THERE was a whiff of the Highlands about a crown court yesterday, as a flamboyant book dealer accused of stealing a £3m Shakespeare folio arrived in trademark bizarre style.

In a tribute to Macbeth and Bonnie Prince Charlie, Raymond Scott was escorted to Durham Crown Court in a horse-drawn carriage, wearing a tartan kilt and drinking a bottle of Drambuie.

The 52-year-old was accompanied by his researcher, a bodyguard named Tiny, a bagpipe player and a Frank Sinatra tribute act, who Mr Scott joined for a pavement rendition of My Way.

Speaking from the carriage, Mr Scott said: “I’m wearing the tartan of Bonnie Prince Charlie. I’m allowed to wear it because I’m a faint member of his bloodline.

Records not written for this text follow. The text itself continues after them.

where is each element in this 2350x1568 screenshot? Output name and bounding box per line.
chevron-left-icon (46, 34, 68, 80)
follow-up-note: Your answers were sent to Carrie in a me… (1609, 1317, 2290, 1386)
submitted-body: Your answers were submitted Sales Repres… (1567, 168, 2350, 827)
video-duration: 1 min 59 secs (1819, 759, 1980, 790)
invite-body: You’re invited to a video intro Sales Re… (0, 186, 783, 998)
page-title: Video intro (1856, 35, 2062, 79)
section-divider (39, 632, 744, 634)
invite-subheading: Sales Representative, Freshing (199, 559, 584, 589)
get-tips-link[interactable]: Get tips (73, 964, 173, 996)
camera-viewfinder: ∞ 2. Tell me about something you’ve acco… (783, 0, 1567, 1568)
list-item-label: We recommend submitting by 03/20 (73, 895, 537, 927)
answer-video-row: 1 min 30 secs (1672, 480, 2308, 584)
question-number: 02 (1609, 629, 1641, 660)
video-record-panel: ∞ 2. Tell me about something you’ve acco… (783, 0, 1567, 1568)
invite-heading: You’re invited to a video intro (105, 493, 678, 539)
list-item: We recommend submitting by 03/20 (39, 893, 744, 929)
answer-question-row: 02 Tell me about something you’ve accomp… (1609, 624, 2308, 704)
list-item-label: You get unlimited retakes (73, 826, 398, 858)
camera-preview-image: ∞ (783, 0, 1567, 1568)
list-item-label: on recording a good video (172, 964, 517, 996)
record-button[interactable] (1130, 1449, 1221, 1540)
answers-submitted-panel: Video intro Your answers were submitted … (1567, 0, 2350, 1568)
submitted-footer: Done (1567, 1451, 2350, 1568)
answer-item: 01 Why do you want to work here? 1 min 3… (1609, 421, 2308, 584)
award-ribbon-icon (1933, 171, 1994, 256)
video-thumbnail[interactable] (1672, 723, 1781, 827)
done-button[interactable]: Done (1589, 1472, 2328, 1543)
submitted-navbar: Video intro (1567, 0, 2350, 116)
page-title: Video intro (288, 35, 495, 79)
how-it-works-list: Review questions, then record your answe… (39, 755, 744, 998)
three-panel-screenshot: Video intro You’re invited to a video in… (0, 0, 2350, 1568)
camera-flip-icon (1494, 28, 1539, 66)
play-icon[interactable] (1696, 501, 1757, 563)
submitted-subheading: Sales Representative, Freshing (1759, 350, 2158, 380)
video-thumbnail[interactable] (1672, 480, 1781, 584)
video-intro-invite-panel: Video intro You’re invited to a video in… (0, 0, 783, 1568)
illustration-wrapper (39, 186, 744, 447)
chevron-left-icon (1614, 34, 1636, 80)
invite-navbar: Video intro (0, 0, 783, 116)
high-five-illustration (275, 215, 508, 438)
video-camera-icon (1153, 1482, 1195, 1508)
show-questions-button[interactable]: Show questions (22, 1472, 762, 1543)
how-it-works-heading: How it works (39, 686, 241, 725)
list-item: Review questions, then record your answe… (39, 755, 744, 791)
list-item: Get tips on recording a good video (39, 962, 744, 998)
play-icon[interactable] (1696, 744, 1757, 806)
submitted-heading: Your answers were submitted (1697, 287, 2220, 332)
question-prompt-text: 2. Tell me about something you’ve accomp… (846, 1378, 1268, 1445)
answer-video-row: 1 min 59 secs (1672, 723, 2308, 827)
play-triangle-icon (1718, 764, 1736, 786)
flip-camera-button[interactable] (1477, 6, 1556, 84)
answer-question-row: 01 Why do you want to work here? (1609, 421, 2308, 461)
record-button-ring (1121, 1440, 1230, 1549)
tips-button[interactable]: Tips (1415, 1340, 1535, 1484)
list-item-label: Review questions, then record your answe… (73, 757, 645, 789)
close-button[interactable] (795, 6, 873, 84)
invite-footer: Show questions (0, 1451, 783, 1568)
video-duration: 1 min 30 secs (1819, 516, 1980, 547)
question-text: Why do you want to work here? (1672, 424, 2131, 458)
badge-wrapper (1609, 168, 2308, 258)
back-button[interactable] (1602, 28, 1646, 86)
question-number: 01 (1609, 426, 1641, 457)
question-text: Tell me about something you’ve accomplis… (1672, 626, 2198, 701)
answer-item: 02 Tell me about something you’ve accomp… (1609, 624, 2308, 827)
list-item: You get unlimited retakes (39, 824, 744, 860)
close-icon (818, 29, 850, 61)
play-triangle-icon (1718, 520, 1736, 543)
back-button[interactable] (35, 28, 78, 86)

“I recommended that for today I might have a haggisflavoured Pot Noodle, but the people at Golden Wonder did not like that.

“I had thought about Julius Caesar, but I don’t look nice in a toga and it’s a bugger trying to find a chariot.

“It’s a rather dull, grey world, all in all, and I like to add a little colour. Even if I was accused of stealing a tin of corned beef from Tesco, I’d still arrive in such a fashion.”

Later, Mr Scott recited a lengthy excerpt from Macbeth by heart.

Mr Scott, of Sandford Close, Wingate, County Durham, is accused of stealing a 1623 Shakespeare First Folio from Durham University in 1998. He faces charges including theft and handling stolen goods.

The investigation began after he walked into the Folger Shakespeare Library, in Washington DC, with a Shakespeare book, asking for it to be verified as genuine.

Experts soon suspected it was the Durham volume.

In court, Mr Scott was asked to confirm his identity, to which he replied: “Aye”.

Charges were not put to him.

At the end of a 25-minute hearing, Judge Richard Lowden, who also quoted from Macbeth, adjourned the case for six weeks.

Mr Scott has regularly said he was “very much not guilty”, claiming the book he took to Washington DC and the Durham tome were not the same.

A trial could be held at Newcastle Crown Court next June.